Salieri
réhabilité
Comment ne pas penser à Mozart
? Ne pas voir le visage sévère et anguleux de Salieri du
film Amadeus de Milos Forman ? Ne pas avoir d'à priori sur
la musique de celui qu'une tenace légende présente comme
le présumé "assassin" du divin Mozart ? Et pourtant. Qui
s'est inspiré de qui ? Difficile de trancher. Entre leurs musiques,
que de similitudes. Cette re-création lausannoise le prouve à
plus d'une occasion. Certains accents de l'opéra d'Antonio Salieri
pourraient être directement importés de Così fan
tutte ou de La Flûte Enchantée si ceux-ci n'étaient
pas postérieurs à La Grotta di Trofonio ! Est-ce la
patte de Christophe Rousset qui donne à son ensemble un corps harmonique
plus dense et plus charnu qu'à l'accoutumée, plus près
de la manière d'un René Jacobs que des premières heures,
étriquées, du "renouveau" baroque ? Reste que cette manière
convaincante d'aborder ce répertoire sert admirablement le compositeur,
le menant ainsi à une réhabilitation amplement méritée.

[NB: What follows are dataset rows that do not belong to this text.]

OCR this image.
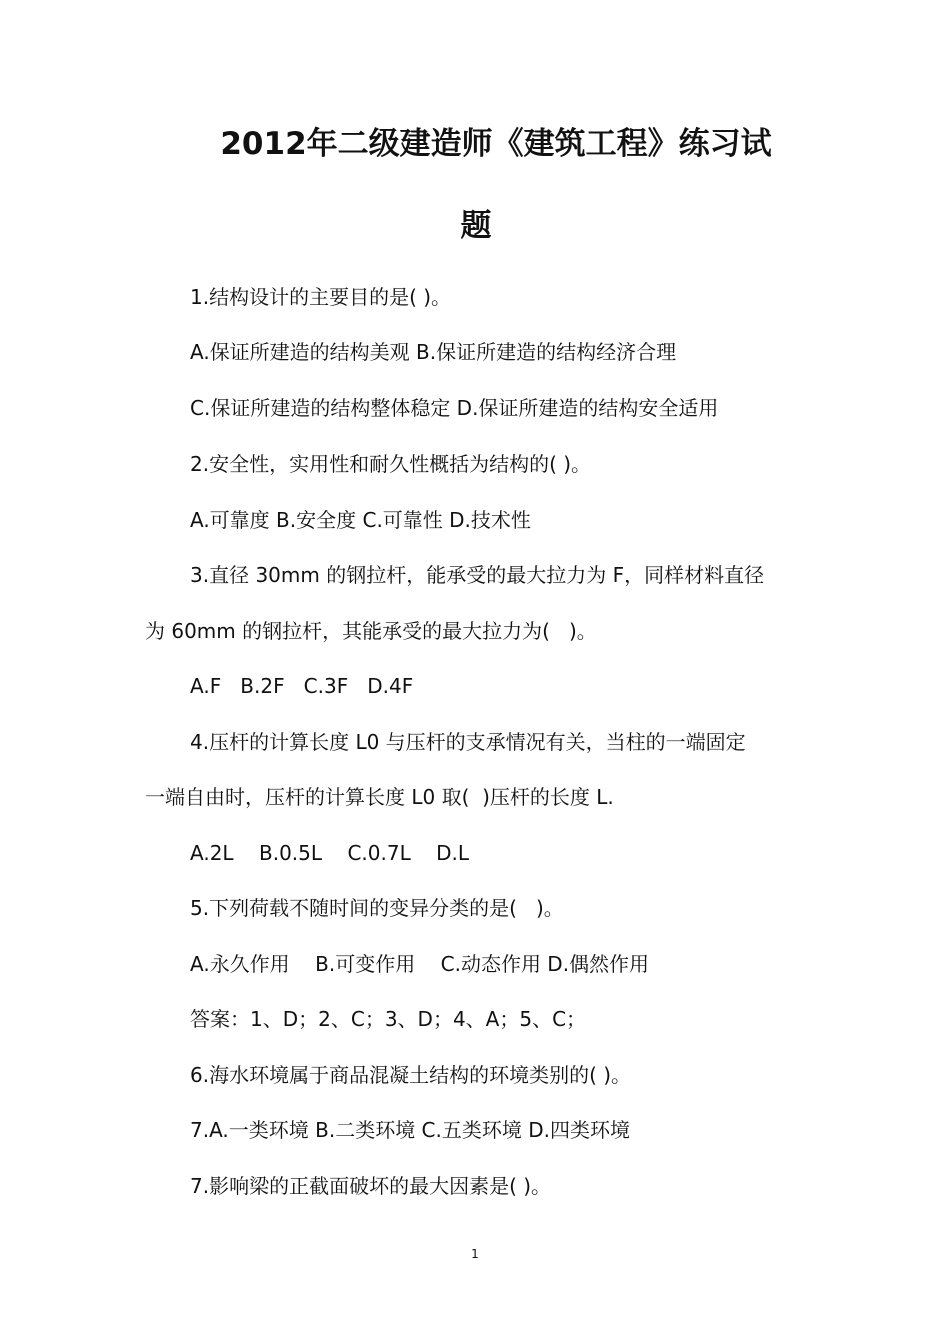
2012年二级建造师《建筑工程》练习试
题
1.结构设计的主要目的是( )。
A.保证所建造的结构美观 B.保证所建造的结构经济合理
C.保证所建造的结构整体稳定 D.保证所建造的结构安全适用
2.安全性，实用性和耐久性概括为结构的( )。
A.可靠度 B.安全度 C.可靠性 D.技术性
3.直径 30mm 的钢拉杆，能承受的最大拉力为 F，同样材料直径
为 60mm 的钢拉杆，其能承受的最大拉力为(   )。
A.F   B.2F   C.3F   D.4F
4.压杆的计算长度 L0 与压杆的支承情况有关，当柱的一端固定
一端自由时，压杆的计算长度 L0 取(  )压杆的长度 L.
A.2L    B.0.5L    C.0.7L    D.L
5.下列荷载不随时间的变异分类的是(   )。
A.永久作用    B.可变作用    C.动态作用 D.偶然作用
答案：1、D；2、C；3、D；4、A；5、C；
6.海水环境属于商品混凝土结构的环境类别的( )。
7.A.一类环境 B.二类环境 C.五类环境 D.四类环境
7.影响梁的正截面破坏的最大因素是( )。
1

Si les similitudes musicales sont évidentes,
le même rapprochement pourrait être fait entre ce livret de
Gianbattista Casti et ceux que Lorenzo da Ponte allait imaginer pour son
pote Mozart. Dans l'habile argument imaginé par Casti, le chassé-croisé
de personnages sur fond de fantastique préfigure un certain Così
? On sait qu'à cette époque, da Ponte, auparavant librettiste
de Salieri, vivait des moments économiques difficiles. Guère
en odeur de sainteté auprès de la Cour d'Autriche dans cette
période précise de son existence, il n'avait pas été
pressenti pour versifier cet opéra. Qui sait si, dans la similitude
d'arguments, ne se cachait pas une adroite vengeance à l'encontre
de Casti qui, bien malgré lui, le snobait quelques années
auparavant ?
© Opéra de Lausanne
Dans cette farce, la théâtralisation
joue d'évidence un rôle majeur. Dès lors, qui mieux
qu'un acteur pouvait mettre en scène cette comédie. Pour
sa première mise en scène d'opéra, l'hyper doué
Marcial Di Fonzo Bo se glisse admirablement dans cette comédie en
projetant une foule de gags du meilleur esprit. Mais, nous ne sommes pas
qu'au théâtre. Nous sommes à l'opéra et le comédien
français réalise un véritable tour de force en dirigeant
cette bouffonnerie. Il conduit ses acteurs avec un comique déjanté
de Branquignols, tout en restant constamment attentif aux rythmes de la
musique de Salieri. Tout cela est si joliment conçu, qu'on ne voit
plus qui du musicien ou du metteur en scène dirige vraiment l'oeuvre.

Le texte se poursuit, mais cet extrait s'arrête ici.